3) L’ESCAMOTAGE DEL “DIRITTO”

Il diritto tra due persone omosessuali di fare i genitori comporta logicamente che il figlio provenga da altrove, da un elemento esterno al legame. Tutto ciò viene chiamato un diritto, ossia il diritto di poter avere o adottare figli. Ciò che questo diritto con una mano mostra, con l’altra sottrae: nulla o poco vien detto sul diritto del nascituro, sul suo diritto a nascere uguale agli altri, sul suo diritto di avere un padre e una madre, sul suo diritto di essere inscritto in una genealogia e in una discendenza.

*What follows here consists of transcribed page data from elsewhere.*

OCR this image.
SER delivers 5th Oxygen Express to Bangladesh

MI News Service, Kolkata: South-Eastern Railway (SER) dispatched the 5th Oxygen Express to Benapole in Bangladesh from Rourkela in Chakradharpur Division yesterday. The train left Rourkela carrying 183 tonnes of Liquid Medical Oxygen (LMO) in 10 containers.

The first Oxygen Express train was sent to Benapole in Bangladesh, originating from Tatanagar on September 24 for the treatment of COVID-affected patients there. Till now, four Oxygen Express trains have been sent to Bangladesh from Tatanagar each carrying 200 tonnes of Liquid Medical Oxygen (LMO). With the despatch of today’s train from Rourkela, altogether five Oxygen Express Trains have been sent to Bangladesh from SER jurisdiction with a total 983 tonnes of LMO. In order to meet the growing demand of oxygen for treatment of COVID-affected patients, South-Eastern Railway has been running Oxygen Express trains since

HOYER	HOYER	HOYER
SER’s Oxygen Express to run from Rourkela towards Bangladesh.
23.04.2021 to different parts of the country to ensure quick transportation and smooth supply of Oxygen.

4) LIMITAZIONI ALLA SOGGETTIVITA’

Più che di spossessamento della soggettività ci sembra siano in gioco pesanti limitazioni alla soggettività. In primo luogo il nascituro giunge alla vita, rispetto agli altri, in una condizione di disuguaglianza (simbolica, reale e immaginaria); in secondo luogo gli viene ripetuto che la sua vicenda è del tutto normale e naturale mentre de facto e de iure non lo è; in terzo luogo vengono minimizzate o sottaciute le ulteriori difficoltà relative al processo di sessuazione ossia quel processo psichico di acquisizione dell’identità sessuale.

5) DOMANDE SENZA RISPOSTA

In questo contesto si scalfisce il mito delle origini, la legittima interrogazione sul “da dove vengo” e “da quale filiazione provengo”: il tema dell’identità e dei rapporti di parentela. Le implicazioni di questi interrogativi riguardano, come del resto per ciascun soggetto, la sessuazione, l’adolescenza, il diventare uomo o donna. E ancora: in quale filiazione trovarsi inscritto, in quale discendenza, in quale trasmissione. Proseguiamo: da dove viene il nome che porto, quel nome unico che mi designa per sempre? Su quali radici può sorgere il mio progetto, e affinché possa avere delle radici, quali sforzi e quali fatiche per distinguere le mie radici da quelle altrui, da quelle di coloro che si sono proclamati miei genitori non essendo mai potuti essere padre o madre?